Читаем без скачивания Ключи Царства - Арчибальд Кронин
Шрифт:
Интервал:
Закладка:
— Теперь моя очередь.
— Он не тяжелый, — Шон нежно переложил свой тюк на другое плечо. — Да я, наверное, и попривычнее вас к этому.
Они достигли стен миссии. Нигде ни огонька… Смутно проступающие контуры… призрачные и беззащитные… они заключают в себе все, что он любит… Полная тишина. Вдруг из привратницкой до него донесся мелодичный звон американских часов, которые он подарил Иосифу на свадьбу. Фрэнсис машинально сосчитал удары. Одиннадцать часов.
Шон отдал своим людям последние распоряжения. Один из них, присев на корточки у стены, подавил кашель, который, казалось, разнесся эхом по всему холму. Шон яростным шепотом выругал его. Но солдаты не имели значения. Значение имело то, что должны были сделать они с Шоном. Он почувствовал, что его друг вглядывается в него сквозь мрак.
— Вы отчетливо представляете себе, что произойдет?
— Да.
— Когда я выстрелю в жестянку с газолином, он моментально воспламенится и взорвет кордит[55]. Но еще раньше, чем это случится, раньше даже, чем я подниму револьвер, вы должны отходить. Надо отойти достаточно далеко — взрыв будет чрезвычайно сильный, — он помолчал. — Ну, пойдем, если вы готовы. И ради вашего Господа Бога держите факел подальше от мешка.

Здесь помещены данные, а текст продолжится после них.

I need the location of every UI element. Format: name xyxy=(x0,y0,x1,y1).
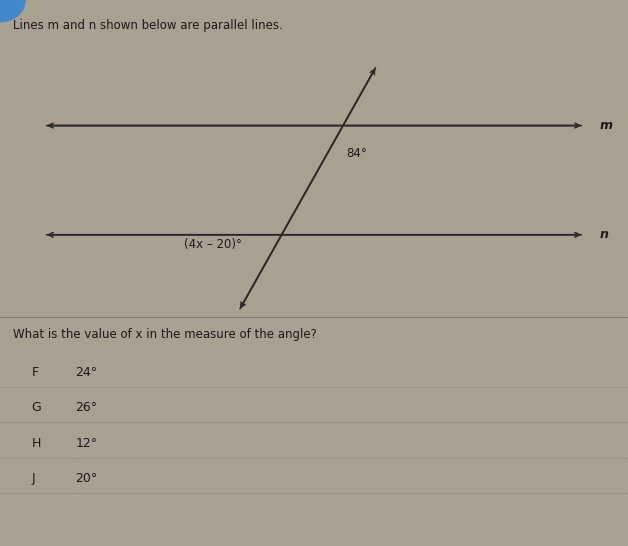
Text: n: n xyxy=(600,228,609,241)
Text: F: F xyxy=(31,366,38,379)
Text: Lines m and n shown below are parallel lines.: Lines m and n shown below are parallel l… xyxy=(13,19,283,32)
Text: 26°: 26° xyxy=(75,401,97,414)
Circle shape xyxy=(0,0,25,22)
Text: H: H xyxy=(31,437,41,450)
Text: 12°: 12° xyxy=(75,437,97,450)
Text: m: m xyxy=(600,119,613,132)
Text: 20°: 20° xyxy=(75,472,97,485)
Text: 24°: 24° xyxy=(75,366,97,379)
Text: What is the value of x in the measure of the angle?: What is the value of x in the measure of… xyxy=(13,328,317,341)
Text: 84°: 84° xyxy=(346,147,367,161)
Text: G: G xyxy=(31,401,41,414)
Text: (4x – 20)°: (4x – 20)° xyxy=(184,238,242,251)
Text: J: J xyxy=(31,472,35,485)
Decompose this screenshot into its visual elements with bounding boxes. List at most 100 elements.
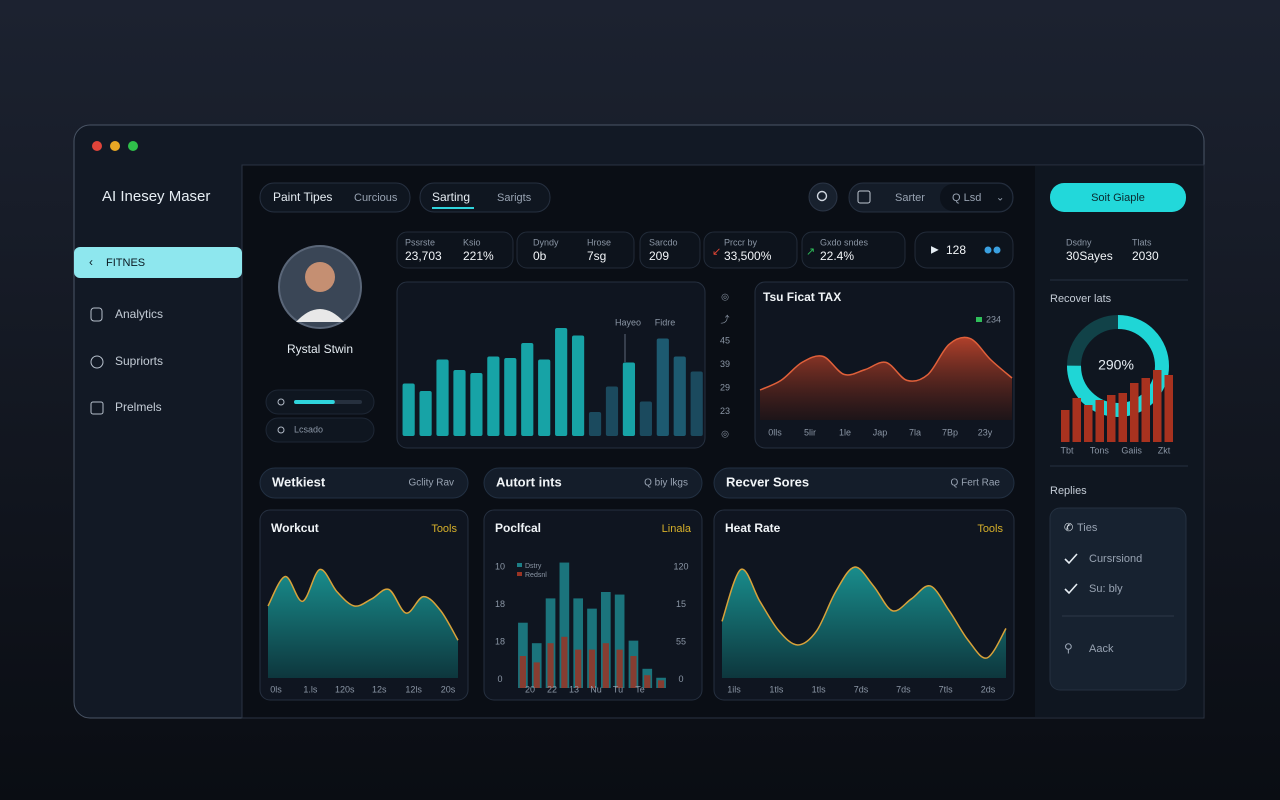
bar xyxy=(1141,378,1150,442)
nav-item[interactable]: Analytics xyxy=(115,307,163,321)
nav-item[interactable]: FITNES xyxy=(106,257,145,269)
bar xyxy=(504,358,517,436)
status-text: Lcsado xyxy=(294,424,323,434)
side-stat-label: Dsdny xyxy=(1066,237,1092,247)
side-label: 23 xyxy=(720,406,730,416)
bar xyxy=(622,362,636,436)
nav-active[interactable] xyxy=(74,247,242,278)
x-tick-label: 7la xyxy=(909,427,921,437)
nav-item[interactable]: Supriorts xyxy=(115,354,163,368)
section-action: Q biy lkgs xyxy=(644,478,688,489)
side-stat-value: 30Sayes xyxy=(1066,249,1113,263)
x-tick-label: 22 xyxy=(547,684,557,694)
bar xyxy=(639,401,652,436)
tab-active[interactable]: Sarting xyxy=(432,190,470,204)
stat-value: 0b xyxy=(533,249,547,263)
stat-label: Hrose xyxy=(587,237,611,247)
card-title: Poclfcal xyxy=(495,521,541,535)
side-icon: ◎ xyxy=(721,428,729,438)
search-button[interactable] xyxy=(808,182,838,212)
progress-fill xyxy=(294,400,335,404)
close-dot[interactable] xyxy=(92,141,102,151)
x-tick-label: 20s xyxy=(441,684,456,694)
side-icon: ⤴ xyxy=(720,313,729,324)
side-label: 29 xyxy=(720,382,730,392)
chevron[interactable]: ⌄ xyxy=(996,193,1004,204)
maximize-dot[interactable] xyxy=(128,141,138,151)
bar xyxy=(571,335,585,436)
x-tick-label: 0lls xyxy=(768,427,782,437)
bar xyxy=(1084,405,1093,442)
status-row xyxy=(265,417,375,443)
card-tag: Linala xyxy=(662,523,692,535)
bar xyxy=(533,662,540,688)
x-tick-label: 5lir xyxy=(804,427,816,437)
section-title: Replies xyxy=(1050,485,1087,497)
x-tick-label: 1.ls xyxy=(303,684,318,694)
x-tick-label: 7tls xyxy=(939,684,954,694)
card-tag: Tools xyxy=(431,523,457,535)
tab-group xyxy=(259,182,411,213)
bar xyxy=(1130,383,1139,442)
x-tick-label: 7ds xyxy=(896,684,911,694)
reply-item[interactable]: Ties xyxy=(1077,522,1098,534)
x-tick-label: 13 xyxy=(569,684,579,694)
reply-item[interactable]: Su: bly xyxy=(1089,583,1123,595)
x-tick-label: Jap xyxy=(873,427,888,437)
x-tick-label: 7Bp xyxy=(942,427,958,437)
nav-icon xyxy=(90,307,103,322)
bar xyxy=(538,359,551,436)
toolbar-select[interactable] xyxy=(940,184,1012,211)
glasses-icon xyxy=(984,246,992,254)
stat-label: Pssrste xyxy=(405,237,435,247)
side-stat-value: 2030 xyxy=(1132,249,1159,263)
nav-item[interactable]: Prelmels xyxy=(115,400,162,414)
button-label[interactable]: Soit Giaple xyxy=(1091,192,1145,204)
bar xyxy=(419,391,432,436)
avatar-face xyxy=(305,262,335,292)
toolbar-item[interactable]: Sarter xyxy=(895,192,925,204)
axis-label: 0 xyxy=(678,674,683,684)
ring-label: 290% xyxy=(1098,357,1134,373)
reply-item[interactable]: Aack xyxy=(1089,643,1114,655)
row-icon xyxy=(277,426,285,434)
x-tick-label: Tbt xyxy=(1060,445,1074,455)
nav-back[interactable]: ‹ xyxy=(89,255,93,269)
legend-label: 234 xyxy=(986,314,1001,324)
stat-box xyxy=(516,231,635,269)
tab[interactable]: Paint Tipes xyxy=(273,190,332,204)
x-tick-label: 12ls xyxy=(405,684,422,694)
bar xyxy=(559,562,570,688)
stat-label: Prccr by xyxy=(724,237,758,247)
area xyxy=(722,567,1006,678)
bar xyxy=(470,373,483,436)
tab[interactable]: Curcious xyxy=(354,192,398,204)
x-tick-label: 1tls xyxy=(812,684,827,694)
reply-item[interactable]: Cursrsiond xyxy=(1089,553,1142,565)
line xyxy=(267,568,459,641)
annotation: Fidre xyxy=(655,317,676,327)
play-icon[interactable]: ▶ xyxy=(931,245,939,256)
x-tick-label: 7ds xyxy=(854,684,869,694)
stat-value: 209 xyxy=(649,249,669,263)
toolbar-item[interactable]: Q Lsd xyxy=(952,192,981,204)
bar xyxy=(547,643,554,688)
profile-name: Rystal Stwin xyxy=(287,342,353,356)
x-tick-label: 1tls xyxy=(769,684,784,694)
section-title: Wetkiest xyxy=(272,474,326,489)
bar xyxy=(1072,398,1081,442)
bar xyxy=(487,356,500,436)
bar xyxy=(1095,400,1104,442)
x-tick-label: 23y xyxy=(978,427,993,437)
line xyxy=(721,566,1007,659)
tab[interactable]: Sarigts xyxy=(497,192,532,204)
bar xyxy=(588,412,602,436)
bar xyxy=(602,643,609,688)
toolbar-icon xyxy=(857,190,871,204)
bar xyxy=(436,359,449,436)
minimize-dot[interactable] xyxy=(110,141,120,151)
x-tick-label: 0ls xyxy=(270,684,282,694)
primary-button[interactable] xyxy=(1050,183,1186,212)
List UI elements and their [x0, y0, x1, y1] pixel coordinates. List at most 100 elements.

Собравшись с духом, Фрэнсис вынул из кармана спички и поджег расщепленный тростник. Он ярко вспыхнул. Затем с высоко поднятым факелом, он вышел из-под укрытия, какое давала стена, и пошел, не таясь, к кипарисовой роще. Шон шел сзади в качестве слуги. Он нес мешок на спине и охал, словно ему было очень тяжело, стараясь производить побольше шума.
Идти было недалеко. На опушке рощи Фрэнсис остановился и закричал в настороженную тишину невидимых деревьев:
— Я пришел, как было приказано. Проводите меня к вашему командиру.
Некоторое время молчание не нарушалось. Потом, сразу за собой, он внезапно уловил какое-то движение. Обернувшись, Фрэнсис увидел двух солдат, стоявших в кругу дымного света.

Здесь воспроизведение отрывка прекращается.